Friday, August 3, 2012

Be Wary of Fake Invoice Scams

WVLS has had a few calls in recent days from "Customer Service" letting us know that they are our toner supplier and that they need the model number off of our printer or copier. Well I've heard this question before so I just ask them "What's the name of your company?" ... click ... and that ends it. Call over, scam avoided.

Wait what? Scam? What?

So yeah. The above call describes a practice used in which an organization, group of people, or even just an individual will call a company, ask for some information that would help them craft a fake invoice, and then, well, craft a fake invoice and send it to you. The hope is that maybe some small percentage of organizations that receive these fake invoices actually pay them, without understanding what happened.

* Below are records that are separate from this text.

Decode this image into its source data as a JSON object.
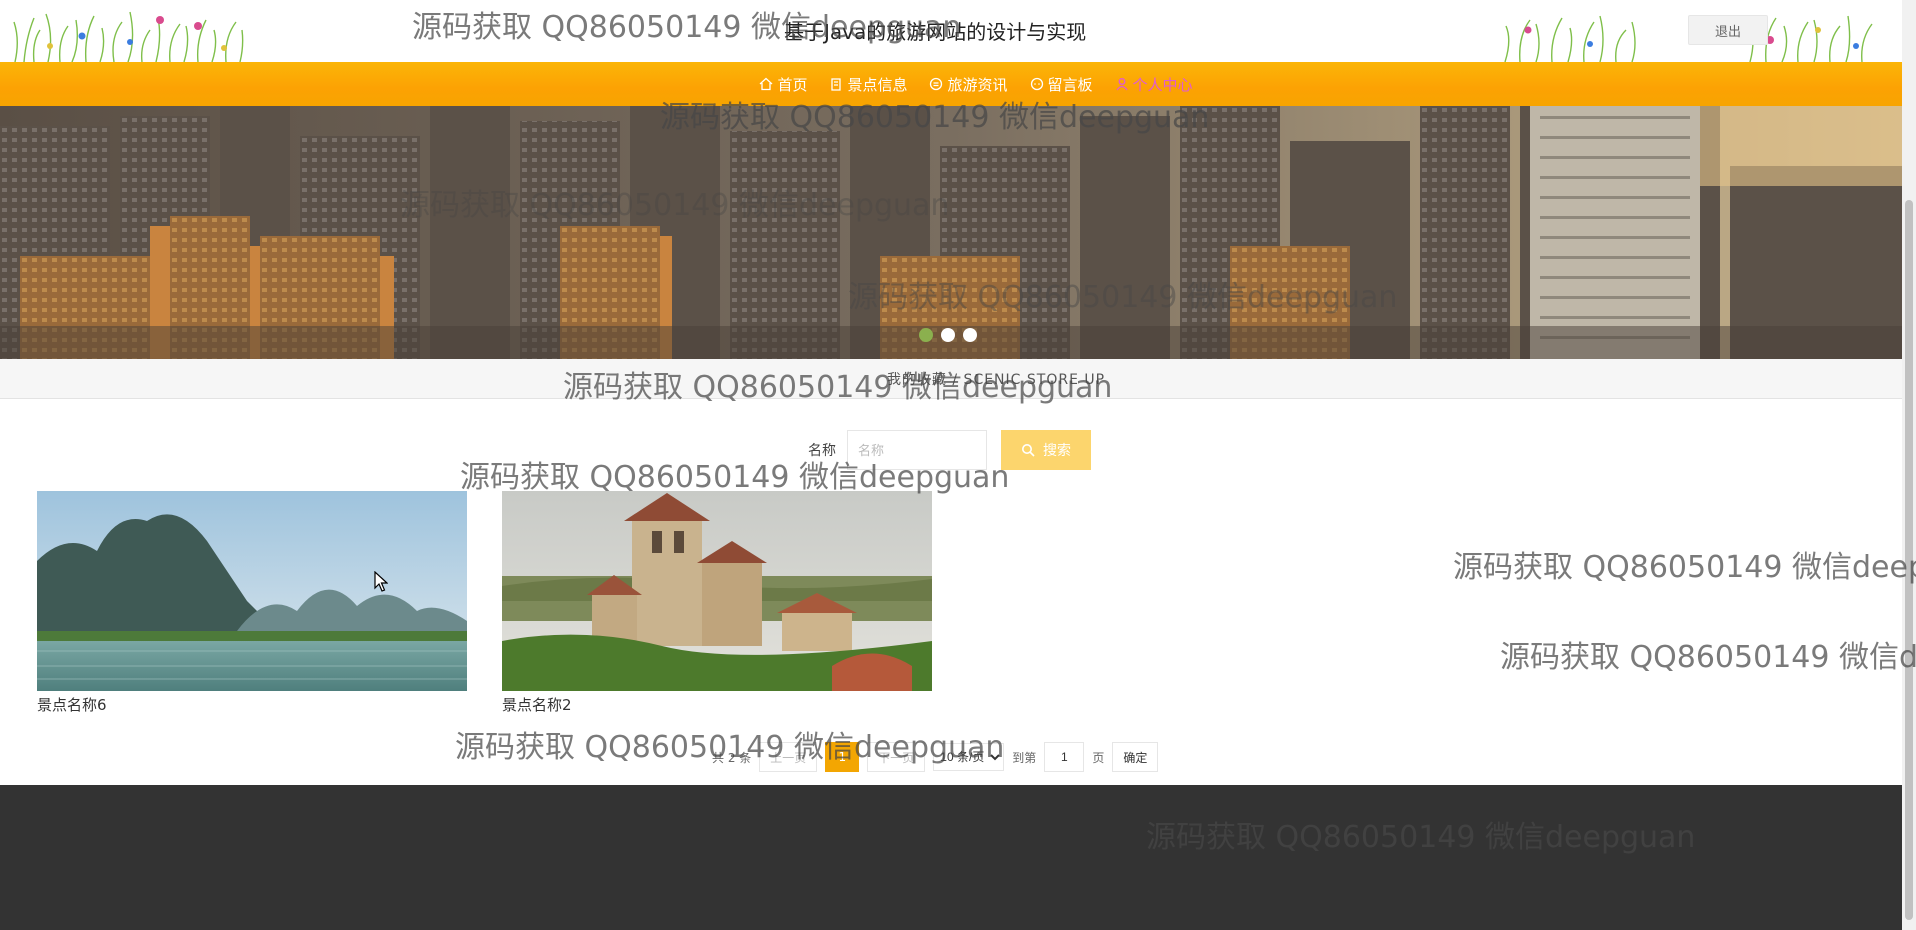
{
  "header": {
    "title": "基于Java的旅游网站的设计与实现",
    "logout_label": "退出"
  },
  "nav": {
    "items": [
      {
        "label": "首页",
        "icon": "home-icon"
      },
      {
        "label": "景点信息",
        "icon": "building-icon"
      },
      {
        "label": "旅游资讯",
        "icon": "news-icon"
      },
      {
        "label": "留言板",
        "icon": "message-icon"
      },
      {
        "label": "个人中心",
        "icon": "user-icon"
      }
    ],
    "active_index": 4
  },
  "banner": {
    "slide_count": 3,
    "active_slide": 0
  },
  "subbar": {
    "text": "我的收藏 / SCENIC STORE UP"
  },
  "search": {
    "label": "名称",
    "placeholder": "名称",
    "value": "",
    "button_label": "搜索",
    "button_icon": "search-icon"
  },
  "cards": [
    {
      "name": "景点名称6"
    },
    {
      "name": "景点名称2"
    }
  ],
  "pagination": {
    "total_text": "共 2 条",
    "prev_label": "上一页",
    "current_page": "1",
    "next_label": "下一页",
    "page_size_selected": "10 条/页",
    "goto_label": "到第",
    "goto_value": "1",
    "page_unit": "页",
    "confirm_label": "确定"
  },
  "watermark": {
    "text": "源码获取 QQ86050149 微信deepguan"
  },
  "colors": {
    "nav_orange": "#fca203",
    "active_nav": "#e25bd1",
    "search_button": "#fcd56d",
    "current_page": "#f3a602",
    "footer": "#333333",
    "active_dot": "#8bb04e"
  }
}
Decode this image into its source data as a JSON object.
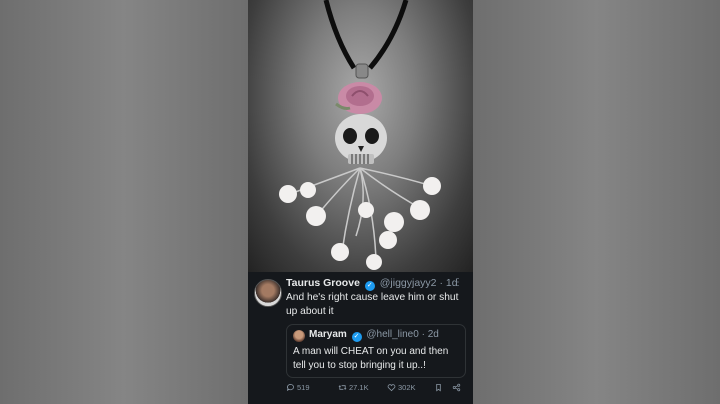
{
  "tweet": {
    "author_name": "Taurus Groove",
    "author_handle": "@jiggyjayy2",
    "age": "1d",
    "separator": "·",
    "more": "⋮",
    "verified_mark": "✓",
    "text": "And he's right cause leave him or shut up about it"
  },
  "quote": {
    "author_name": "Maryam",
    "author_handle": "@hell_line0",
    "age": "2d",
    "separator": "·",
    "verified_mark": "✓",
    "text": "A man will CHEAT on you and then tell you to stop bringing it up..!"
  },
  "actions": {
    "replies": "519",
    "retweets": "27.1K",
    "likes": "302K"
  },
  "colors": {
    "background": "#15181c",
    "verified": "#1d9bf0",
    "muted": "#8b98a5"
  },
  "icons": [
    "reply-icon",
    "retweet-icon",
    "like-icon",
    "bookmark-icon",
    "share-icon",
    "verified-icon",
    "more-icon"
  ]
}
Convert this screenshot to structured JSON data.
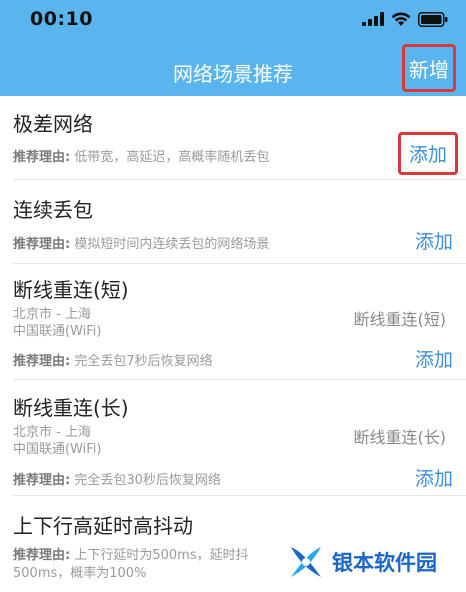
{
  "status": {
    "time": "00:10"
  },
  "nav": {
    "title": "网络场景推荐",
    "add_label": "新增"
  },
  "reason_label": "推荐理由:",
  "items": [
    {
      "title": "极差网络",
      "reason": "低带宽，高延迟，高概率随机丢包",
      "add_label": "添加"
    },
    {
      "title": "连续丢包",
      "reason": "模拟短时间内连续丢包的网络场景",
      "add_label": "添加"
    },
    {
      "title": "断线重连(短)",
      "route": "北京市 - 上海",
      "carrier": "中国联通(WiFi)",
      "mode": "断线重连(短)",
      "reason": "完全丢包7秒后恢复网络",
      "add_label": "添加"
    },
    {
      "title": "断线重连(长)",
      "route": "北京市 - 上海",
      "carrier": "中国联通(WiFi)",
      "mode": "断线重连(长)",
      "reason": "完全丢包30秒后恢复网络",
      "add_label": "添加"
    },
    {
      "title": "上下行高延时高抖动",
      "reason_line1": "上下行延时为500ms，延时抖",
      "reason_line2": "500ms，概率为100%"
    }
  ],
  "watermark": {
    "text": "银本软件园"
  }
}
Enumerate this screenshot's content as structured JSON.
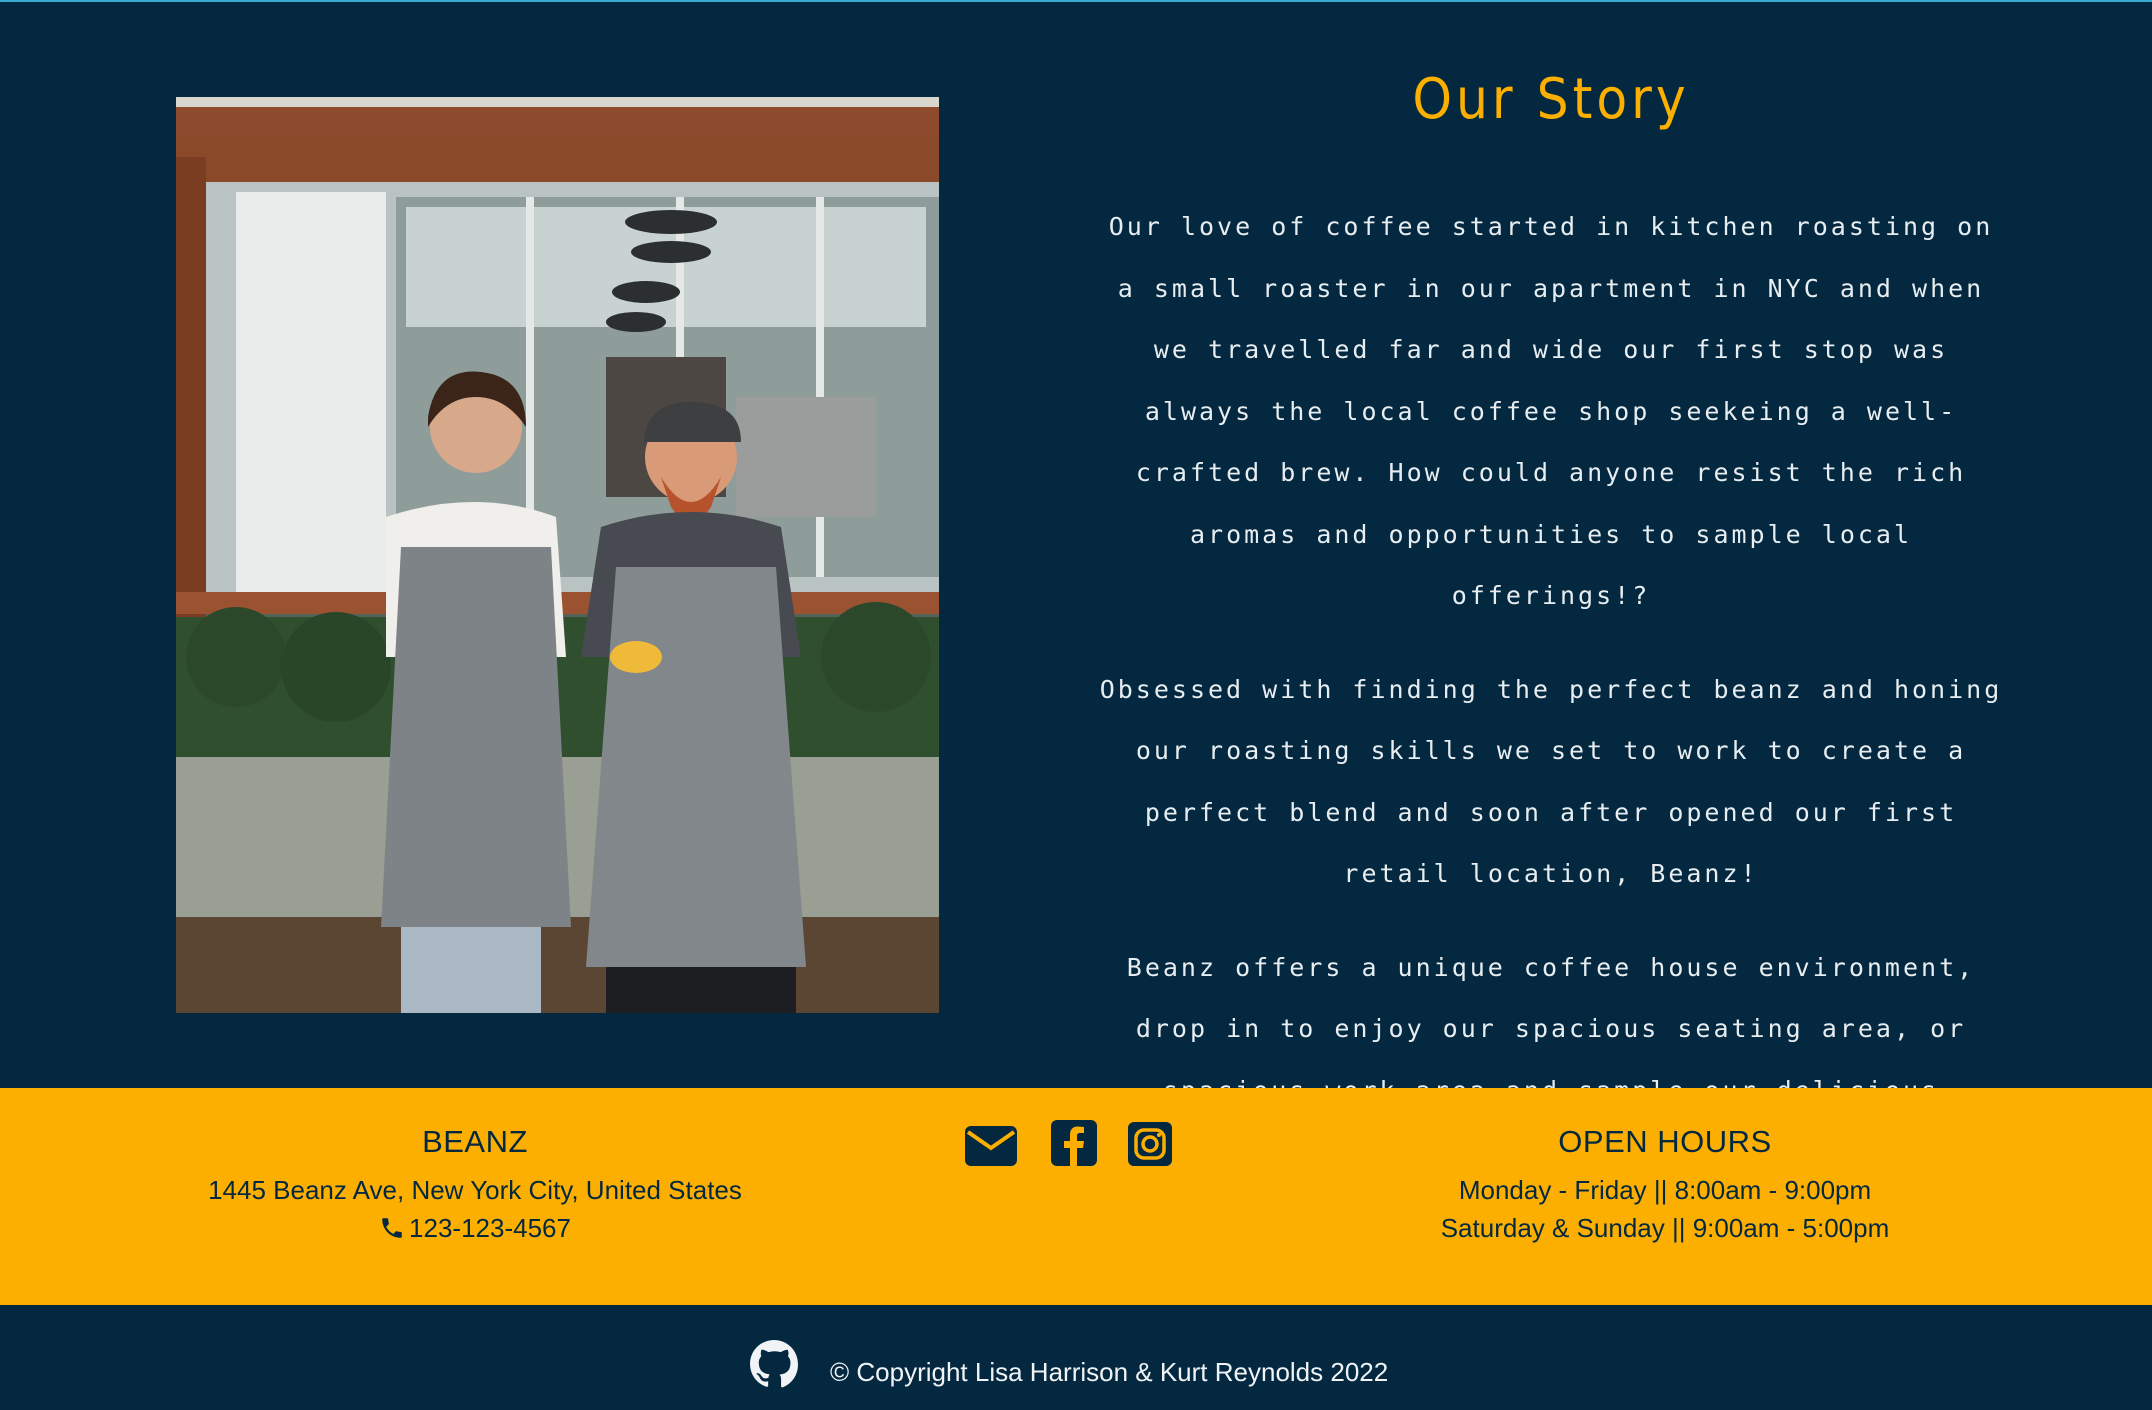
{
  "story": {
    "title": "Our Story",
    "paragraphs": [
      "Our love of coffee started in kitchen roasting on a small roaster in our apartment in NYC and when we travelled far and wide our first stop was always the local coffee shop seekeing a well-crafted brew. How could anyone resist the rich aromas and opportunities to sample local offerings!?",
      "Obsessed with finding the perfect beanz and honing our roasting skills we set to work to create a perfect blend and soon after opened our first retail location, Beanz!",
      "Beanz offers a unique coffee house environment, drop in to enjoy our spacious seating area, or spacious work area and sample our delicious varieties of coffee, from classic coffee to our selection of house made speciality beverages."
    ],
    "photo_icon": "baristas-photo"
  },
  "footer": {
    "brand": {
      "name": "BEANZ",
      "address": "1445 Beanz Ave, New York City, United States",
      "phone": "123-123-4567",
      "phone_icon": "phone-icon"
    },
    "social_icons": [
      "envelope-icon",
      "facebook-icon",
      "instagram-icon"
    ],
    "hours": {
      "title": "OPEN HOURS",
      "weekday": "Monday - Friday || 8:00am - 9:00pm",
      "weekend": "Saturday & Sunday || 9:00am - 5:00pm"
    }
  },
  "copyright": {
    "github_icon": "github-icon",
    "text": "© Copyright Lisa Harrison & Kurt Reynolds 2022"
  },
  "colors": {
    "navy": "#03283f",
    "gold": "#fcaf00",
    "text_light": "#e7edf1",
    "accent_line": "#3aa9d4"
  }
}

When you're managing IT at all but the most gigantuan companies, you may typically work with a concise group of vendors, and it can seem easy to know what you have, where you get it from, what it should cost, and who you should pay for it for just about everything within your purview. After all, the technology used to keep track of that info is, well, technology and we are, well, technology people.

That's not to say we know everything (we're working on it)but, it can therefore also seem easy to identify scams and rogue agents trying to elicit your business in a shady fashion. It helps to have experienced it multiple times before. We're also super paranoid about people hacking our systems, stealing our info, and making us look bad. If there's anything IT people hate more than haggis, it's being made to look bad.

What about when you're not in IT, or not familiar with every single service provider and every single cost item your department or organization deals with, or not familiar with invoicing scams through past experience in dealing with the methodology?

Well hopefully you are acquainted with wonderful and smart technology professionals, or other trade professionals such as financial services personnel who want to get the word out, and have access to creating content on a fairly well read blog. You are? Great!

What can you do?
  1. Be wary - Question all "vendors" soliciting information. Ask for their info so you can have time to validate their request and get back to them.
  2. Be vigilant - Review and audit all invoices. This may be verifying quantities received or verifying the invoice is genuine period.
  3. Be proactive - Did you catch a scam before it caught you? Did you get caught? Let the rest of your peers know either way to help prevent others from this fate.

Think you have a scam on your hands or have been hit by one recently? Give me a holler.

Good luck out there!

Joshua Klingbeil

1 comment:

  1. I just received a call from "my" toner supplier not 10 minutes before reading this blog entry. This scam has been going on for many years. I got a similar call on my first job fresh out of college. (No, I'm not going to say how many years ago. A few.) I could hear bar noises (chatter, glasses clinking, pool balls thumping around) in the background so even as a newbie in the professional world I wasn't fooled.